Skerries Lighthouse, Holyhead Bay, Coastal Navigator and Bird Sanctuary
Yachtsmen and women across the Irish Sea will probably have sailed past Skerries Lighthouse in Holyhead Bay, off North West Anglesey, Wales at some time or other in their sailing career. Whether they approach, from Dublin in the west, Port St Mary, Isle of Man to the north or nearby Pwllheli, Skerries rock and light soon comes into view. In fact the white flashing light of this modern automated 23 m high Trinity House lighthouse can be seen 22 miles away.
And Skerries rock is also home to one of the largest tern colonies in the world, which are monitored by the Royal Society for the Protection of Birds (RSPB) who occasionally send a team out to the rock. But just go back over 200 years in history and there was barely any navigational help on this treacherous Anglesey coast. Then in 1713 Irishman William Trench took out a 99 year lease on the rock from local landowner William Robinson, and events soon took on a new dynamic.

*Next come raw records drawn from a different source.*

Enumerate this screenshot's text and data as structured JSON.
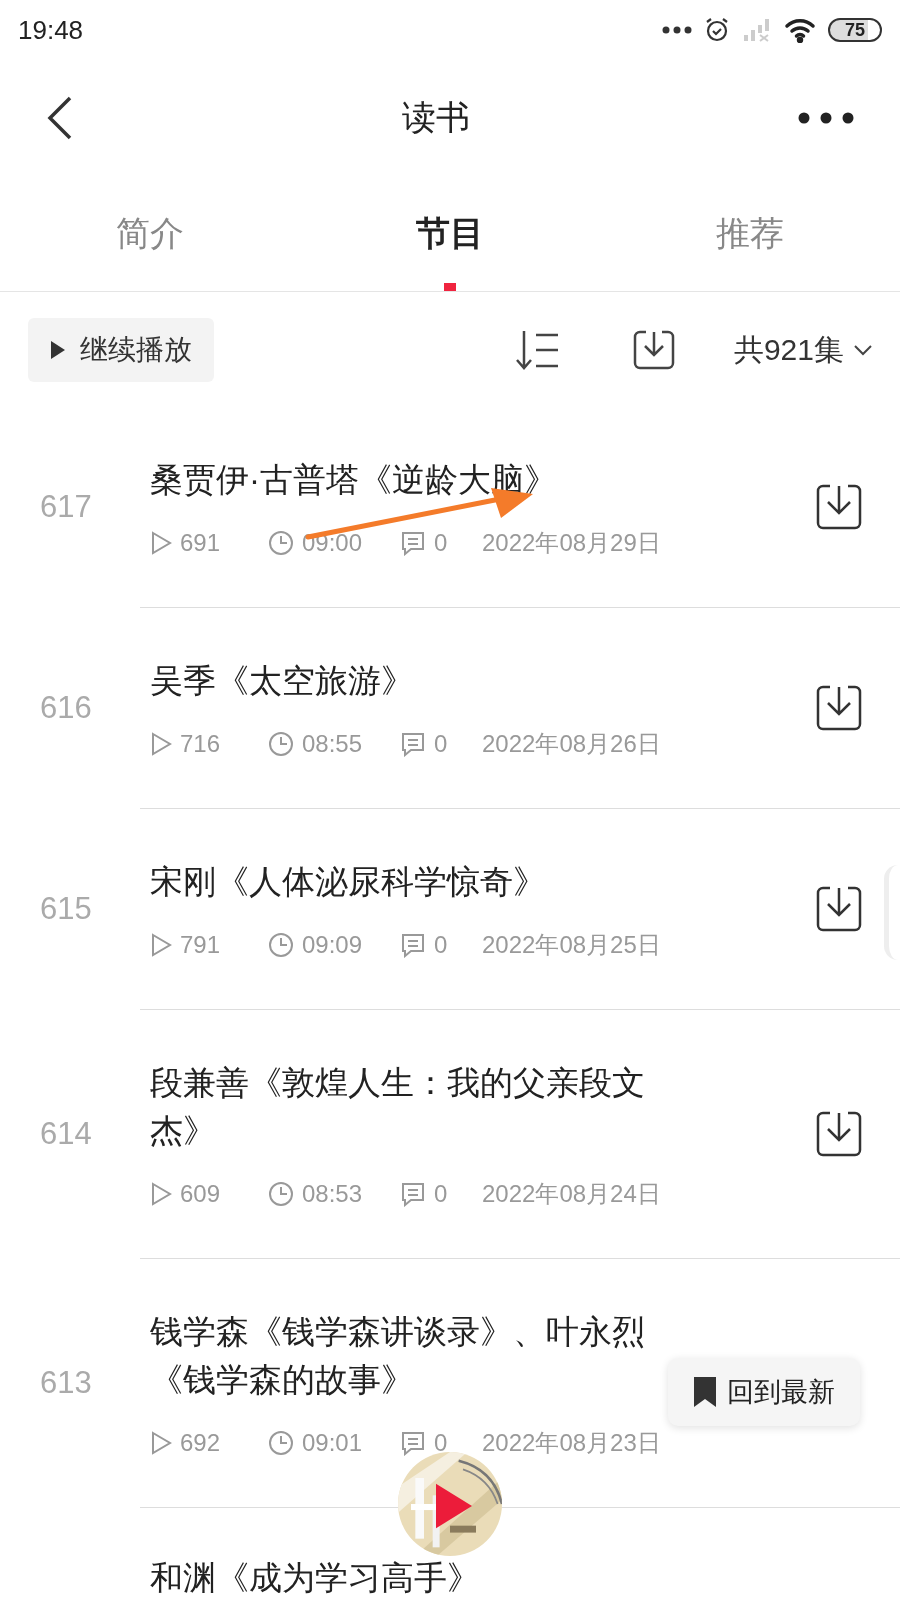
{
  "status_bar": {
    "time": "19:48",
    "battery": "75"
  },
  "header": {
    "title": "读书"
  },
  "tabs": [
    {
      "label": "简介",
      "selected": false
    },
    {
      "label": "节目",
      "selected": true
    },
    {
      "label": "推荐",
      "selected": false
    }
  ],
  "toolbar": {
    "continue_button": "继续播放",
    "episode_count": "共921集"
  },
  "episodes": [
    {
      "number": "617",
      "title": "桑贾伊·古普塔《逆龄大脑》",
      "plays": "691",
      "duration": "09:00",
      "comments": "0",
      "date": "2022年08月29日",
      "download": true
    },
    {
      "number": "616",
      "title": "吴季《太空旅游》",
      "plays": "716",
      "duration": "08:55",
      "comments": "0",
      "date": "2022年08月26日",
      "download": true
    },
    {
      "number": "615",
      "title": "宋刚《人体泌尿科学惊奇》",
      "plays": "791",
      "duration": "09:09",
      "comments": "0",
      "date": "2022年08月25日",
      "download": true
    },
    {
      "number": "614",
      "title": "段兼善《敦煌人生：我的父亲段文杰》",
      "plays": "609",
      "duration": "08:53",
      "comments": "0",
      "date": "2022年08月24日",
      "download": true
    },
    {
      "number": "613",
      "title": "钱学森《钱学森讲谈录》、叶永烈《钱学森的故事》",
      "plays": "692",
      "duration": "09:01",
      "comments": "0",
      "date": "2022年08月23日",
      "download": false
    },
    {
      "title": "和渊《成为学习高手》"
    }
  ],
  "back_to_latest": "回到最新"
}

Mr Trench was a determined man and his efforts paid off and when in 1716 the first Skerries Lighthouse started operating. Compared to todays modern lighthouse it was only a 35 foot high tower with an open grate, and a coal burning flame for a light. To make it worth his efforts, William Trench used his business skills and charged a fee on all passing ships except the British Navy based on their tonnage.

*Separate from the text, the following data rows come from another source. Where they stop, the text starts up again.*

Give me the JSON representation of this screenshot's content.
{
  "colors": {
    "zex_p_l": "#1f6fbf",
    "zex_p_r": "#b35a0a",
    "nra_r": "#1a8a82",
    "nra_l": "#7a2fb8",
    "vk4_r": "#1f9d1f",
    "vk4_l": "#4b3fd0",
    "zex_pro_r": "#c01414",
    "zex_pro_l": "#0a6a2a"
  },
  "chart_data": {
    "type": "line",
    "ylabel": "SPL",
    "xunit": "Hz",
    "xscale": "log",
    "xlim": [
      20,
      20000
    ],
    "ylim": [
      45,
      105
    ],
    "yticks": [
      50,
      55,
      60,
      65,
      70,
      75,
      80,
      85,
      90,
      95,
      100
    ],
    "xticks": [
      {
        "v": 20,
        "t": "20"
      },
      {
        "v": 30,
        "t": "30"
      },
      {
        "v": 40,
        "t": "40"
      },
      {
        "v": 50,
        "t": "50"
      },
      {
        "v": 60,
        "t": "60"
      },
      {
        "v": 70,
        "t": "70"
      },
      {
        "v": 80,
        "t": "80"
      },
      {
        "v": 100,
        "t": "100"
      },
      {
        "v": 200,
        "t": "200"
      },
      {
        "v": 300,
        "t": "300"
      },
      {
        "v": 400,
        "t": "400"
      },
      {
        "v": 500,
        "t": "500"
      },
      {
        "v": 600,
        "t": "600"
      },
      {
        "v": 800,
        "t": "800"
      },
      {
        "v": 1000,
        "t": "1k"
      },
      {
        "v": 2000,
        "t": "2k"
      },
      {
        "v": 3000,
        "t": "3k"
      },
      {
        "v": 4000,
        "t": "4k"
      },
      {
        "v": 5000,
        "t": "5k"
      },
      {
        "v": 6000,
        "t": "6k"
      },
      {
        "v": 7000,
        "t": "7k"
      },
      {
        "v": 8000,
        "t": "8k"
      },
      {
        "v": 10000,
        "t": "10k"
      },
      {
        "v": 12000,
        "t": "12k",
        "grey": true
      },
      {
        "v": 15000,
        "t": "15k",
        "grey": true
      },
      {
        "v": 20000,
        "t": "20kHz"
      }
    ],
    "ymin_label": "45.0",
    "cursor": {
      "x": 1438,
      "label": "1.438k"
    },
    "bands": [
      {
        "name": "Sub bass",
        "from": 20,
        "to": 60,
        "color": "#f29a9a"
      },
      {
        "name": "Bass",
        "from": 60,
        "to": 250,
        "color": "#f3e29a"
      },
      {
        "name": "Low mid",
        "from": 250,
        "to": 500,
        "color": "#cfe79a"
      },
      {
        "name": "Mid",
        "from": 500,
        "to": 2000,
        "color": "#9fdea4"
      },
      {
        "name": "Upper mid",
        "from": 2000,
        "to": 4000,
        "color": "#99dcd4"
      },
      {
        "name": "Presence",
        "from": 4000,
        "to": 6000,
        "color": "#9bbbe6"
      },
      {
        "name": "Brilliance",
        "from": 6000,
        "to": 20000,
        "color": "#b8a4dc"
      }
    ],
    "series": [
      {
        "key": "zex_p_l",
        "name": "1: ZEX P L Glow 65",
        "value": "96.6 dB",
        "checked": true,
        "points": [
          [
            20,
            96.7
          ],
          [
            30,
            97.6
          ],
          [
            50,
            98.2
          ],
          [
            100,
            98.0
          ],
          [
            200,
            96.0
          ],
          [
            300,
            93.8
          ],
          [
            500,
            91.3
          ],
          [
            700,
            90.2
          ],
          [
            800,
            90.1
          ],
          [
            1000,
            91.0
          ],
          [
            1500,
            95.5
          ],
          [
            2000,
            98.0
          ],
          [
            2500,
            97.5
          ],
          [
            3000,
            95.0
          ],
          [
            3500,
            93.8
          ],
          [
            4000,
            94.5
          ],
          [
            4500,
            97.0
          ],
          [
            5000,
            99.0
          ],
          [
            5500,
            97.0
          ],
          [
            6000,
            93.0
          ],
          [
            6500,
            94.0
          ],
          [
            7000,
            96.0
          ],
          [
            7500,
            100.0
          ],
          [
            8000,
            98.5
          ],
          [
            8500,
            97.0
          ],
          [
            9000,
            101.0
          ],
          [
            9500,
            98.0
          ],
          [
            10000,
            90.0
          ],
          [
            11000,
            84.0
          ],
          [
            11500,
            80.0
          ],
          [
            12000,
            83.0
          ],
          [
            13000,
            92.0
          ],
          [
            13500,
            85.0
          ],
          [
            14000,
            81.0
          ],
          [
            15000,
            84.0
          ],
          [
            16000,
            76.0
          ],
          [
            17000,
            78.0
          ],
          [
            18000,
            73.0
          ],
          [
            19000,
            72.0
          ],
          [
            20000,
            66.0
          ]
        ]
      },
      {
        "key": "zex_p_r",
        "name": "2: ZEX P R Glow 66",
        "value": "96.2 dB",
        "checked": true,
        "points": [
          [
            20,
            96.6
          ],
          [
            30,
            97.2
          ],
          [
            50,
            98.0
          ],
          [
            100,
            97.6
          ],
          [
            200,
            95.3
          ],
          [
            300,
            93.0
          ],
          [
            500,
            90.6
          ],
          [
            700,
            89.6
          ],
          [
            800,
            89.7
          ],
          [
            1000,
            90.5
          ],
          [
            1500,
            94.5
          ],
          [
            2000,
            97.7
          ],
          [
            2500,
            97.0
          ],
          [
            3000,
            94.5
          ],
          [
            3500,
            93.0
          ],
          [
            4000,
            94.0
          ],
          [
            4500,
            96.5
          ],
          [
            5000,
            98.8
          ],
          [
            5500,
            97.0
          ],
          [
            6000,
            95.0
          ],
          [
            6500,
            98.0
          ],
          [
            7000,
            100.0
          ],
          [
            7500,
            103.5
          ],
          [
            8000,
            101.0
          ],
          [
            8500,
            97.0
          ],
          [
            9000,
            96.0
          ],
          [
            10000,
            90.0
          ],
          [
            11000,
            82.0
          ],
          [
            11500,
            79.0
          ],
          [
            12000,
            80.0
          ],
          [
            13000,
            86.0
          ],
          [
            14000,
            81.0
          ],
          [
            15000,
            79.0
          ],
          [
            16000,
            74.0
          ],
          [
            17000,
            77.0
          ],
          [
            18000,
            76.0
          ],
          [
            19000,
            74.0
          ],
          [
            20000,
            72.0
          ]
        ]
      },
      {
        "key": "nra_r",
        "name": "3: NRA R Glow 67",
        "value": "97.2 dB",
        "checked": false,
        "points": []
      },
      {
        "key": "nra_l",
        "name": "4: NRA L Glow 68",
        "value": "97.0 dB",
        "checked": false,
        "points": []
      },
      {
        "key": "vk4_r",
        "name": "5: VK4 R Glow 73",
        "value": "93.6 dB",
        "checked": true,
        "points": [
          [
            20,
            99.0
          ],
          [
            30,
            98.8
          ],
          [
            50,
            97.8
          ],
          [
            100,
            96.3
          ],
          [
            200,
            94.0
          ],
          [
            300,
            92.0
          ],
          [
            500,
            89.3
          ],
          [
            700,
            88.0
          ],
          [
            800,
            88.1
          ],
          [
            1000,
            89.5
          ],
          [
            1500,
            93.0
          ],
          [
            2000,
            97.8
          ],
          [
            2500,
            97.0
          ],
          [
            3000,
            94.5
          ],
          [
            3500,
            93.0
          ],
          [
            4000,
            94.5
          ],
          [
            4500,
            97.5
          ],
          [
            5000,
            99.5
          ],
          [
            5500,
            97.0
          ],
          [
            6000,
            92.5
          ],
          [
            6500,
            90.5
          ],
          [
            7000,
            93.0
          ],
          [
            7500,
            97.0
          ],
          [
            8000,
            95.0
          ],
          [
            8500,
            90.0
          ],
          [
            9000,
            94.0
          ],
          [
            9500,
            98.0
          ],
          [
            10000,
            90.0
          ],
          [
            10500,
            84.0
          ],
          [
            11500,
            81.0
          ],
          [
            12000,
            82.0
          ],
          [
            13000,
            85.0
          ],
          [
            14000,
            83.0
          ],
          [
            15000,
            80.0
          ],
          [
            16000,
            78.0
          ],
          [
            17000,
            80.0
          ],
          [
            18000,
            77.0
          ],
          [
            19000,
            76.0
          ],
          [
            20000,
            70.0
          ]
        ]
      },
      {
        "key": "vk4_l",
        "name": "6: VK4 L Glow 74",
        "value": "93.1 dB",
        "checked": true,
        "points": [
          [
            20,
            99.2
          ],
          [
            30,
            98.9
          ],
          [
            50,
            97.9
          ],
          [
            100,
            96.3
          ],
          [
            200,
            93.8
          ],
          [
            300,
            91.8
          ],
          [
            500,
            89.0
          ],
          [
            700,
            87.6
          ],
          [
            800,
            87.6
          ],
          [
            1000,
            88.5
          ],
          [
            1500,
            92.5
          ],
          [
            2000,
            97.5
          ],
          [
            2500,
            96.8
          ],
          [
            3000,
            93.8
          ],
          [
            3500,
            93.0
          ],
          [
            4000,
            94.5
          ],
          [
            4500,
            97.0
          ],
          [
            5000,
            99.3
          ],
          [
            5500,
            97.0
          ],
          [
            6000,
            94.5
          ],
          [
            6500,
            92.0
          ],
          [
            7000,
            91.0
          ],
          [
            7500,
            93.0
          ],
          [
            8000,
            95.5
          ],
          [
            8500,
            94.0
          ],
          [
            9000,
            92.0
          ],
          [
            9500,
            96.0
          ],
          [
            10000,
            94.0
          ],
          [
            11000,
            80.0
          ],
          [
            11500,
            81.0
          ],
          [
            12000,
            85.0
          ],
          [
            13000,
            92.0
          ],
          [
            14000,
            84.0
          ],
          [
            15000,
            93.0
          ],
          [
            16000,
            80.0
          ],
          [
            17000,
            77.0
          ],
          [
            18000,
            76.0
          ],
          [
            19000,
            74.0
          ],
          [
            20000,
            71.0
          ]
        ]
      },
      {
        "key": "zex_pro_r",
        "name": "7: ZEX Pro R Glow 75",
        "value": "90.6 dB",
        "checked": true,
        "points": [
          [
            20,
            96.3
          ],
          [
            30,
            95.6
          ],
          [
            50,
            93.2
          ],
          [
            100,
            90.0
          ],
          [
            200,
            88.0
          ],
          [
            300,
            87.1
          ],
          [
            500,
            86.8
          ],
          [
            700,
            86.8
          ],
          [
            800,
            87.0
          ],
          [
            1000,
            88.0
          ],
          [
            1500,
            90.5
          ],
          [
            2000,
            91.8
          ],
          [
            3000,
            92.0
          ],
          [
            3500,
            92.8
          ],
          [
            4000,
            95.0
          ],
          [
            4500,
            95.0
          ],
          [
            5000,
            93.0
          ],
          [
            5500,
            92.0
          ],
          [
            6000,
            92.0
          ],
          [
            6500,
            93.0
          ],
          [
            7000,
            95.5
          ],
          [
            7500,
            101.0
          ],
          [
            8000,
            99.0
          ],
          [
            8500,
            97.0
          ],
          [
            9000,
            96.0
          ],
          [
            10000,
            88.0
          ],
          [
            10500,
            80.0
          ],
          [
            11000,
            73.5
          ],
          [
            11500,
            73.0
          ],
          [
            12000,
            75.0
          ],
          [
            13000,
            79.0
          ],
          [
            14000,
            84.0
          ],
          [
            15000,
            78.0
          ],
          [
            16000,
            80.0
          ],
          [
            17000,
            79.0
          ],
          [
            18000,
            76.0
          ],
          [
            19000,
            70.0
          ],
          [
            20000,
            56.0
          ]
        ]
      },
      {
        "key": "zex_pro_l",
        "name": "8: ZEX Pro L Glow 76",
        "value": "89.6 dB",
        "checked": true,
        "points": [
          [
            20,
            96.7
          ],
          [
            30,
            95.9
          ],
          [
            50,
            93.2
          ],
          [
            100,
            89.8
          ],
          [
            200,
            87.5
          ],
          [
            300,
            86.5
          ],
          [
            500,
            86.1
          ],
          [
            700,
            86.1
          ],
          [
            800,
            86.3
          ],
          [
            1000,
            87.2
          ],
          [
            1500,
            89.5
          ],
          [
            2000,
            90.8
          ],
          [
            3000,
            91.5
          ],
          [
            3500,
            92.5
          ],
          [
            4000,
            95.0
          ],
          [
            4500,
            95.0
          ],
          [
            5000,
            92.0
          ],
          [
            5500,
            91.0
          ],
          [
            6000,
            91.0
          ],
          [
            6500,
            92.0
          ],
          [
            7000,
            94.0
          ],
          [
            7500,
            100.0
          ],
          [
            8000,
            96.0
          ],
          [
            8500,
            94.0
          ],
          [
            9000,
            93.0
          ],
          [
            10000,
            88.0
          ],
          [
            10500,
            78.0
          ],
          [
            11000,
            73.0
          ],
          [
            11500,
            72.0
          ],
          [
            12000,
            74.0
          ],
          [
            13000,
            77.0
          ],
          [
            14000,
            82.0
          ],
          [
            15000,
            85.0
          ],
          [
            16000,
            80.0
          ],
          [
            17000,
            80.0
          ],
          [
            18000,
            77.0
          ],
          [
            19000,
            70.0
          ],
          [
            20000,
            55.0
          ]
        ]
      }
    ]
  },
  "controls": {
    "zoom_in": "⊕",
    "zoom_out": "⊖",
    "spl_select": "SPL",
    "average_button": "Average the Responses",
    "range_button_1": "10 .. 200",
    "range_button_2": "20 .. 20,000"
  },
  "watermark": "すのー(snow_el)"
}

Levies charged in 1730 amounted to as much as $2,200 each year, a significant reward for the time. And over the following years the annual fees increased so that they were about $23,000 in 1828. During this time ownership of Skerries Lighthouse changed a few times and significantly in 1841, Trinity House paid $990,000 for the freehold, a very large figure for the 19th century.

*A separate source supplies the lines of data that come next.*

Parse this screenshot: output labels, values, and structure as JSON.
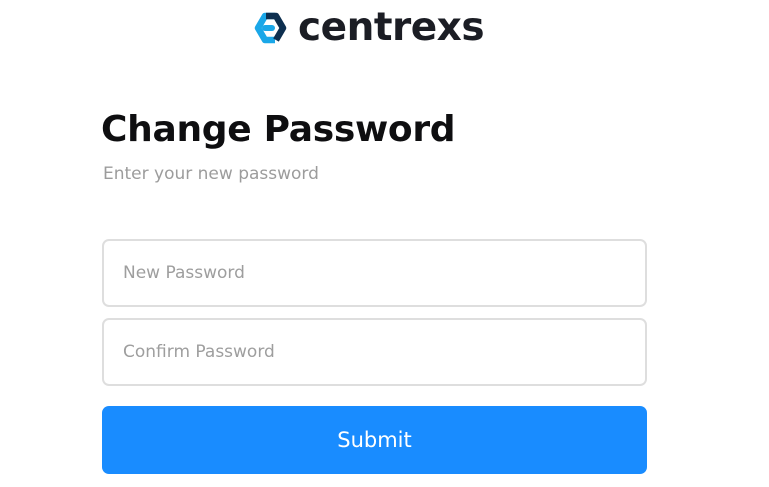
{
  "brand": {
    "name": "centrexs",
    "logo_icon": "centrexs-logo-icon",
    "logo_colors": [
      "#1aa7e8",
      "#1b1d24"
    ]
  },
  "heading": {
    "title": "Change Password",
    "subtitle": "Enter your new password"
  },
  "form": {
    "new_password": {
      "placeholder": "New Password",
      "value": ""
    },
    "confirm_password": {
      "placeholder": "Confirm Password",
      "value": ""
    },
    "submit_label": "Submit"
  },
  "colors": {
    "accent": "#198cff",
    "title": "#0e0e10",
    "muted": "#9c9c9c",
    "border": "#dedede"
  }
}
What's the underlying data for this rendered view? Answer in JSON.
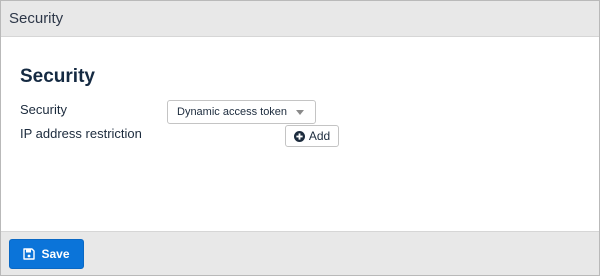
{
  "window": {
    "title": "Security"
  },
  "main": {
    "heading": "Security",
    "security_field": {
      "label": "Security",
      "selected_value": "Dynamic access token"
    },
    "ip_restriction": {
      "label": "IP address restriction",
      "add_label": "Add"
    }
  },
  "footer": {
    "save_label": "Save"
  },
  "icons": {
    "add": "plus-circle-icon",
    "save": "floppy-disk-icon",
    "select": "caret-down-icon"
  },
  "colors": {
    "primary": "#0b74d9",
    "heading": "#152a42",
    "bar_background": "#e8e8e8"
  }
}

Sailing through the gap between the Skerries Rock and Carmel Head on Anglesey, known as Langdon Ridge, can be a tough challenge for sailors even in fine conditions. In fact, some yachtsmen choose not to go through this channel at Langdon, especially at night because of the strong currents and closeness of the rocks. A full flood tide from Holyhead can push your boat along quickly towards Cemlyn Nature Reserve and Wylfa Power Station. These waters have now attracted the interest of tidal energy companies wanting to provide green, alternative energy.
It’s fantastic sailing around the Anglesey coast. Either from a boat or the coastal path you can appreciate rich and diverse marine wildlife – razorbills, porpoises, seals, and puffins. As you pass Skerries just imagine the efforts of young Trench, and the ships since saved by the reassuring presence of these Anglesey Lighthouses. A flotilla of kayaks can sometimes be seen leaving Church Bay on an expedition to Skerries lighthouse. They need to get the tide and wind right to avoid being carried way off course.
So over 250 years ago William Trench started the Skerries Lighthouse story and it has been a colourful one since. The rock witnessed the end of sail and advent of steam, and the lighthouse keepers would have admired famous ships like the Great Eastern and Royal Charter, as well as seen numerous wrecks. Yachts and kayaks sometimes visit the rock and this Anglesey Lighthouse, while a large tern colony exists on the rock.